5. Intelligence. He is intellectually brilliant.

When you put those five things together, you end up with a Kobe Bryant.

The keys are talent, brains, and toughness. Some people have one of those things. Some have two. If you have two of those things, you can get in the NBA. If you have three of those things, you are superstar.

I find it interesting that there has been a big farewell tour for Kobe, but not a lot of hoopla for Gary Vitti's retirement. I am campaigning right now for a mini farewell tour for you, Gary. I figure we could, at least, get you a lifetime supply of adhesive tape and tongue depressors. What are your thoughts as you get ready to head out?

I am getting plenty of attention because of the retirement. Everybody seems to want to grab me as I'm walking out the door and asked me, "What was it like?"
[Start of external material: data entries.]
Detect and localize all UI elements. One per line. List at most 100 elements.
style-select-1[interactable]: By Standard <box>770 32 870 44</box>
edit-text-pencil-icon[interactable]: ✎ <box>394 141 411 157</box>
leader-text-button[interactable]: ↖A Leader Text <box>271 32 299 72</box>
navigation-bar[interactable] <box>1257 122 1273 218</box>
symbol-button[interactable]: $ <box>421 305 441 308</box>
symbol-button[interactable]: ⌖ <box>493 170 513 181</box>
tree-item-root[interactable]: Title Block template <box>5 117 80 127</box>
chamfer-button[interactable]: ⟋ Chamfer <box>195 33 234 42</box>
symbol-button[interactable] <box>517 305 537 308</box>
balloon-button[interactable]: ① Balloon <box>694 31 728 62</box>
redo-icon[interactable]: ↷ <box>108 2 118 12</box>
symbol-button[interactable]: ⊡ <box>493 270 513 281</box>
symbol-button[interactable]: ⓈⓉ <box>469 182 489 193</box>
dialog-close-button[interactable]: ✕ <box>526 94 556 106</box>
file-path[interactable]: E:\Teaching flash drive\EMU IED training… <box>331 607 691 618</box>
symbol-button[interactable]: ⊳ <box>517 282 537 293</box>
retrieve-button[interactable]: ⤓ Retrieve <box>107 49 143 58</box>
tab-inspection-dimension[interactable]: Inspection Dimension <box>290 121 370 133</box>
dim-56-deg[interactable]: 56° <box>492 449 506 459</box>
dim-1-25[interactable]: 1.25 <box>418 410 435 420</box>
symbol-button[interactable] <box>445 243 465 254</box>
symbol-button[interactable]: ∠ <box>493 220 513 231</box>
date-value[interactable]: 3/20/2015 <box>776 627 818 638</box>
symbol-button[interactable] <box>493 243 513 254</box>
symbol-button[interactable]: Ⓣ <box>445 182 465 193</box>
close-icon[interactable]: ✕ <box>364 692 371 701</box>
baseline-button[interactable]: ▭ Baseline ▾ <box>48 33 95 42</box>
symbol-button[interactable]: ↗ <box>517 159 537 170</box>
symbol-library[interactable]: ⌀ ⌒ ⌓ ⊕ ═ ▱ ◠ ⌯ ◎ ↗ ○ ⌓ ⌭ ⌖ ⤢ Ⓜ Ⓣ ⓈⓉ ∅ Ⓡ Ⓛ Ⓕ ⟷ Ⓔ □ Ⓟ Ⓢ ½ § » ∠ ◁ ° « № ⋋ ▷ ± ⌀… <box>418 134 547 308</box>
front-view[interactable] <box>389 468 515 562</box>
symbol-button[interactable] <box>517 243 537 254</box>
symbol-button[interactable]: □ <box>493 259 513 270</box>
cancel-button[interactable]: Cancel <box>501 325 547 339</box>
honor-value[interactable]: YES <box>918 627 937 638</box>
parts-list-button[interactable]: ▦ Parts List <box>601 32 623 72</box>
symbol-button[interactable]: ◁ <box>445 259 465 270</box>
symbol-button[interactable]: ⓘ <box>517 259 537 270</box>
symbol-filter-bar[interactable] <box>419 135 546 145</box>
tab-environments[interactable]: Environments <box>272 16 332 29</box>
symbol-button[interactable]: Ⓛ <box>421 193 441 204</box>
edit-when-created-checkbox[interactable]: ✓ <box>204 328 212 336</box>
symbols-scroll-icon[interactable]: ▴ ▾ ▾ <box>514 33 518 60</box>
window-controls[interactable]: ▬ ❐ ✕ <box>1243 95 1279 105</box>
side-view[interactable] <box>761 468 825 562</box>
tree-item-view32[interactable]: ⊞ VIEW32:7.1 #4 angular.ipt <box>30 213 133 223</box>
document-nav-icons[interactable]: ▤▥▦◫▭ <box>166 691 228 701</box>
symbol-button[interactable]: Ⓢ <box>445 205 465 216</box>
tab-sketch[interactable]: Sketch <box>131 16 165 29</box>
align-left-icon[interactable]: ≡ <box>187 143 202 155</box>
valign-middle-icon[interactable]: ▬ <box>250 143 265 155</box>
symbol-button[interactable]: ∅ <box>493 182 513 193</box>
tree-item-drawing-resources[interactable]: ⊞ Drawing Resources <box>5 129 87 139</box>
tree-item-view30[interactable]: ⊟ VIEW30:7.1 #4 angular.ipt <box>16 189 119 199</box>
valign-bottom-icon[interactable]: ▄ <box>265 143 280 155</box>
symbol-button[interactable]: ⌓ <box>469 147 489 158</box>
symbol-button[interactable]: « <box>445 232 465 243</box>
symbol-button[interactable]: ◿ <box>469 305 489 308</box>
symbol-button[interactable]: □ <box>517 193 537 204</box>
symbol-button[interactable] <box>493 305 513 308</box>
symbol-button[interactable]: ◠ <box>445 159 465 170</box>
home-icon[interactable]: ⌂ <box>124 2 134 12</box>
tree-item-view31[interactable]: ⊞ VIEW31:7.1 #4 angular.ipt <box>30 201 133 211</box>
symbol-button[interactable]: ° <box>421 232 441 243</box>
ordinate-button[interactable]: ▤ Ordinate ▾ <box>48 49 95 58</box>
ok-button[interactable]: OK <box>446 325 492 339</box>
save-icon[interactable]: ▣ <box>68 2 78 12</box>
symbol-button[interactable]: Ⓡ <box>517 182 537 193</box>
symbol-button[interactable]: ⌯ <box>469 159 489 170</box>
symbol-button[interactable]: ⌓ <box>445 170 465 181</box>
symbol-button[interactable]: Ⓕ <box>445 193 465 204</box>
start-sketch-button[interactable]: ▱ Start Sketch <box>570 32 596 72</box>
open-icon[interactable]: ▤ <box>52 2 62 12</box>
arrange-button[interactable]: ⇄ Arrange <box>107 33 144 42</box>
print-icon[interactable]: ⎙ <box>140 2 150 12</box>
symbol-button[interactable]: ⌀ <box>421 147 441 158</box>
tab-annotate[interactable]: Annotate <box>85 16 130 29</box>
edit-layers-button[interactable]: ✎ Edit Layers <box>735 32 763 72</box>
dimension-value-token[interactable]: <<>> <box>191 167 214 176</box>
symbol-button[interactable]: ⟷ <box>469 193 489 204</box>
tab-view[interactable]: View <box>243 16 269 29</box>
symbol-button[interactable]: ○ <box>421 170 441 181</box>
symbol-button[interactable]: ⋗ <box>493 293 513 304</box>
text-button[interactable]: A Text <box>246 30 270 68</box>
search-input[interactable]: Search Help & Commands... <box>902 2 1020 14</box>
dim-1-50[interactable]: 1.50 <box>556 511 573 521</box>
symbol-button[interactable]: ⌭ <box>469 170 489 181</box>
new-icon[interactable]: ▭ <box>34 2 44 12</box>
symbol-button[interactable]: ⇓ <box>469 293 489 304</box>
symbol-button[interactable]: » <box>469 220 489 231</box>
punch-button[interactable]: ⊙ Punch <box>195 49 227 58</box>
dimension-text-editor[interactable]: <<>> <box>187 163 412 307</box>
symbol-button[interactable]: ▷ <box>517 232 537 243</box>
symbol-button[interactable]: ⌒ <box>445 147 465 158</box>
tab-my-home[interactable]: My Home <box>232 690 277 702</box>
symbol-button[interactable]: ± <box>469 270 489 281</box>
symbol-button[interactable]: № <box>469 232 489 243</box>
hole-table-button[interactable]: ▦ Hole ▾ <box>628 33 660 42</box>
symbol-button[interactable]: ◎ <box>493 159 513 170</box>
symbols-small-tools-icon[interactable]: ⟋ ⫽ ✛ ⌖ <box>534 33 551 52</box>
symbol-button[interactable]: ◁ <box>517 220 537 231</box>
I won't miss the road at all. That is probably the number one reason to retire. To get off the road. I will miss the home games because they are fun. That's not a job. That's a blessing. I will mostly miss the camaraderie. Just being around the guys in the training room and the locker room. There are a lot of laughs in there. It's fun.

You have developed an identity over the years. I mean, you have been the Lakers' head athletic trainer for more than three decades. People associate you with the Lakers. Are you afraid that you will lose some of that identity when you leave this job?

I'm not really worried about it. Being the head athletic trainer for the Los Angeles Lakers is a fabulous job and it is what I do, but it is not who I am. People can treat you differently when you are in a position like this, but I don't feel like I was ever grossly affected by the position.

My final question to you is this. How many times, over the years, have people, friends, strangers, or Lakers' fans come up to you and said, "Hey Gary. I got this pain in my shoulder. I got this ache in my knee. What should I do about it?"

It happens daily. I get it all the time. I'm a big hit at cocktail parties.